Les points techniques qui posaient problème se sont bien améliorés
Les quelques déboires techniques du début de l'aventure verticale ne semblent par avoir laissé de traces trop profondes sur le marché. D'autant qu'ils ne sont pas toujours directement imputables à la conception, mais souvent à un problème de suivi. C'est fréquemment l'arrosage qui peut être incriminé. Encore récemment, à Toulouse, un mur situé en centre-ville (Il Campo Marengo) et composé de deux faces différemment exposées a souffert de la sécheresse en fin d'été dernier sur l'une de ses parties. Elle doit être regarnie ce printemps. Un fournisseur du secteur de l'irrigation, Netafim, s'est penché sur la question et propose des kits spécifiques pour les murs végétaux qui ont déjà été installés sur différents procédés disponibles sur le marché. Le produit est décliné en différentes versions (présentation complète dans une prochaine édition en rubrique « Nouveautés »), selon que l'on a affaire à un système à toile ou à gabion rempli de sphaigne ou de substrat (lire p. 14). Mais globalement, l'irrigation est aujourd'hui maîtrisée, de même que les choix de végétaux : les fournisseurs ont affiné leurs techniques et leur palette végétale.
Les frais d'entretien mieux anticipés, mais attention aux murs à l'extérieur
Autre point qui a été considérablement amélioré : l'entretien. Souvent négligé sur les premiers chantiers, il est aujourd'hui mieux pris en compte en amont des créations, via des contrats passés le plus souvent avec l'entreprise ayant réalisé la mise en œuvre du mur. Anticiper un budget pour ces opérations d'entretien est indispensable : intervenir sur un mur nécessite le plus souvent une nacelle, et le coût de revient est très vite élevé. Par contre, tous les gestionnaires et concepteurs s'accordent sur le fait qu'il est plus facile de gérer une réalisation d'intérieur que d'extérieur. Dans le premier cas, il est possible de faire appel à une gamme végétale large et bien maîtrisée, en évitant les écarts thermiques importants de l'extérieur. C'est particulièrement vrai pour le procédé de Patrick Blanc, dans lequel les racines des végétaux ne sont protégées du froid que par une simple couche de feutre. À l'extérieur, en cas de grands froids, les dégâts peuvent vite être importants. Les systèmes lourds, dotés de substrat élaboré, sont moins sensibles à cette contrainte.

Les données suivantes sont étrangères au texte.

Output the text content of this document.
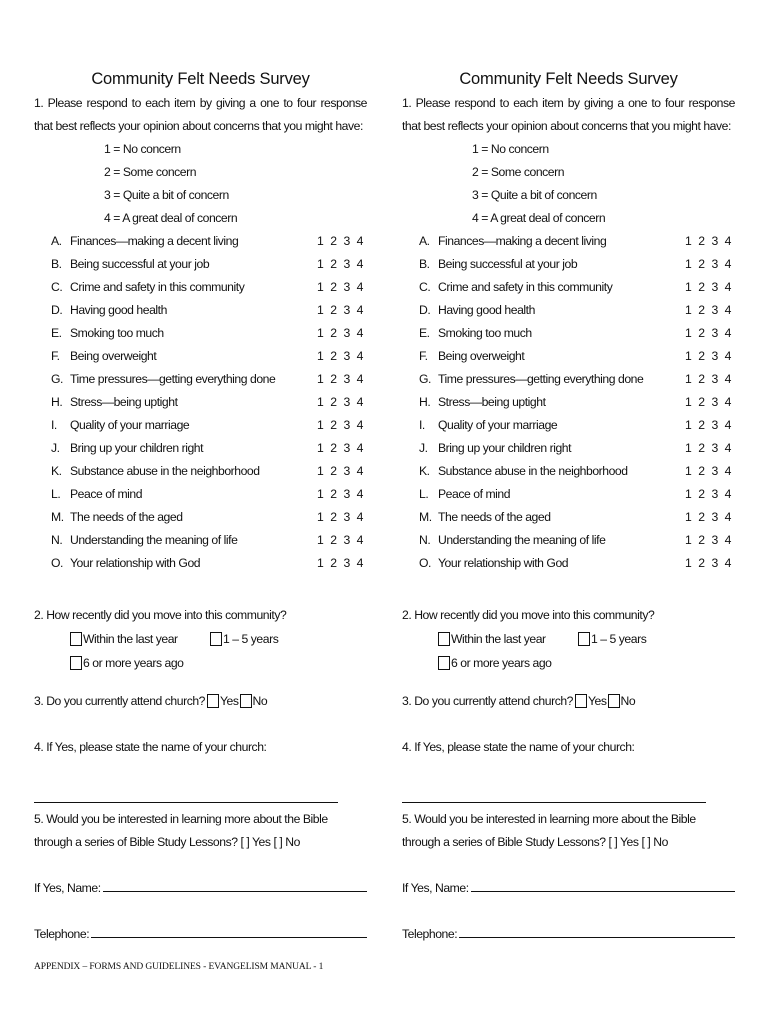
Community Felt Needs Survey
1. Please respond to each item by giving a one to four response that best reflects your opinion about concerns that you might have:
1 = No concern
2 = Some concern
3 = Quite a bit of concern
4 = A great deal of concern
A. Finances—making a decent living	1 2 3 4
B. Being successful at your job	1 2 3 4
C. Crime and safety in this community	1 2 3 4
D. Having good health	1 2 3 4
E. Smoking too much	1 2 3 4
F. Being overweight	1 2 3 4
G. Time pressures—getting everything done	1 2 3 4
H. Stress—being uptight	1 2 3 4
I.	Quality of your marriage	1 2 3 4
J. Bring up your children right	1 2 3 4
K. Substance abuse in the neighborhood	1 2 3 4
L. Peace of mind	1 2 3 4
M. The needs of the aged	1 2 3 4
N. Understanding the meaning of life	1 2 3 4
O. Your relationship with God	1 2 3 4
2. How recently did you move into this community?
Within the last year	1 – 5 years
6 or more years ago
3. Do you currently attend church? Yes No
4. If Yes, please state the name of your church:
5. Would you be interested in learning more about the Bible through a series of Bible Study Lessons? [ ] Yes [ ] No
If Yes, Name:
Telephone:
Community Felt Needs Survey
1. Please respond to each item by giving a one to four response that best reflects your opinion about concerns that you might have:
1 = No concern
2 = Some concern
3 = Quite a bit of concern
4 = A great deal of concern
A. Finances—making a decent living	1 2 3 4
B. Being successful at your job	1 2 3 4
C. Crime and safety in this community	1 2 3 4
D. Having good health	1 2 3 4
E. Smoking too much	1 2 3 4
F. Being overweight	1 2 3 4
G. Time pressures—getting everything done	1 2 3 4
H. Stress—being uptight	1 2 3 4
I.	Quality of your marriage	1 2 3 4
J. Bring up your children right	1 2 3 4
K. Substance abuse in the neighborhood	1 2 3 4
L. Peace of mind	1 2 3 4
M. The needs of the aged	1 2 3 4
N. Understanding the meaning of life	1 2 3 4
O. Your relationship with God	1 2 3 4
2. How recently did you move into this community?
Within the last year	1 – 5 years
6 or more years ago
3. Do you currently attend church? Yes No
4. If Yes, please state the name of your church:
5. Would you be interested in learning more about the Bible through a series of Bible Study Lessons? [ ] Yes [ ] No
If Yes, Name:
Telephone:
APPENDIX – FORMS AND GUIDELINES - EVANGELISM MANUAL - 1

Le principal facteur limitant : les coûts d'installation et d'entretien
Mais le marché des murs végétalisés reste aujourd'hui élitiste, trop souvent réservé à des chantiers d'exception, même s'il est parfois porté par l'obligation d'intégrer des œuvres d'art dans les bâtiments nouveaux et que, à ce titre, certaines réalisations échappent totalement aux règles classiques des marchés publics.
Globalement, l'investissement de départ demeure lourd et génère en outre des coûts d'entretien qui ne sont pas négligeables. Or, aujourd'hui, les collectivités sont généralement devenues très regardantes d'une part à la dépense immédiate et d'autre part à celles qui seront induites, demain, par les investissements décidés dans l'instant.
Les fournisseurs l'ont tous compris. Le développement à grande échelle du marché des murs végétaux passe donc par une diminution drastique des coûts, qui se situent pour l'heure dans une fourchette allant d'un peu moins de 500 euros à plus de 800 par mètre carré, en fonction de plusieurs critères comme la difficulté de réalisation du chantier, son accessibilité, la surface considérée, le matériel à mettre en œuvre...
L'argumentaire actuel doit évoluer pour ne pas se cantonner au seul « développement durable »
Diviser les coûts par deux permettrait vraisemblablement de dégager l'horizon de ce marché des murs végétaux. Mais l'essentiel des coûts des murs provient de la mise en œuvre, les fournitures étant relativement limitées.
Une entreprise franco-chinoise se lance actuellement sur le marché français en vendant des kits de murs constitués de coussins garnis de sphaigne du Chili, les Végébags. Fabriqué en feutre géotextile et d'autres matières premières recyclées, bon marché et facile à travailler (la confection étant très bien maîtrisée par les Chinois), le produit est proposé aux professionnels autour de 90 euros le mètre carré. Cela permettra-t-il de diminuer les coûts de manière significative ? L'avenir le dira.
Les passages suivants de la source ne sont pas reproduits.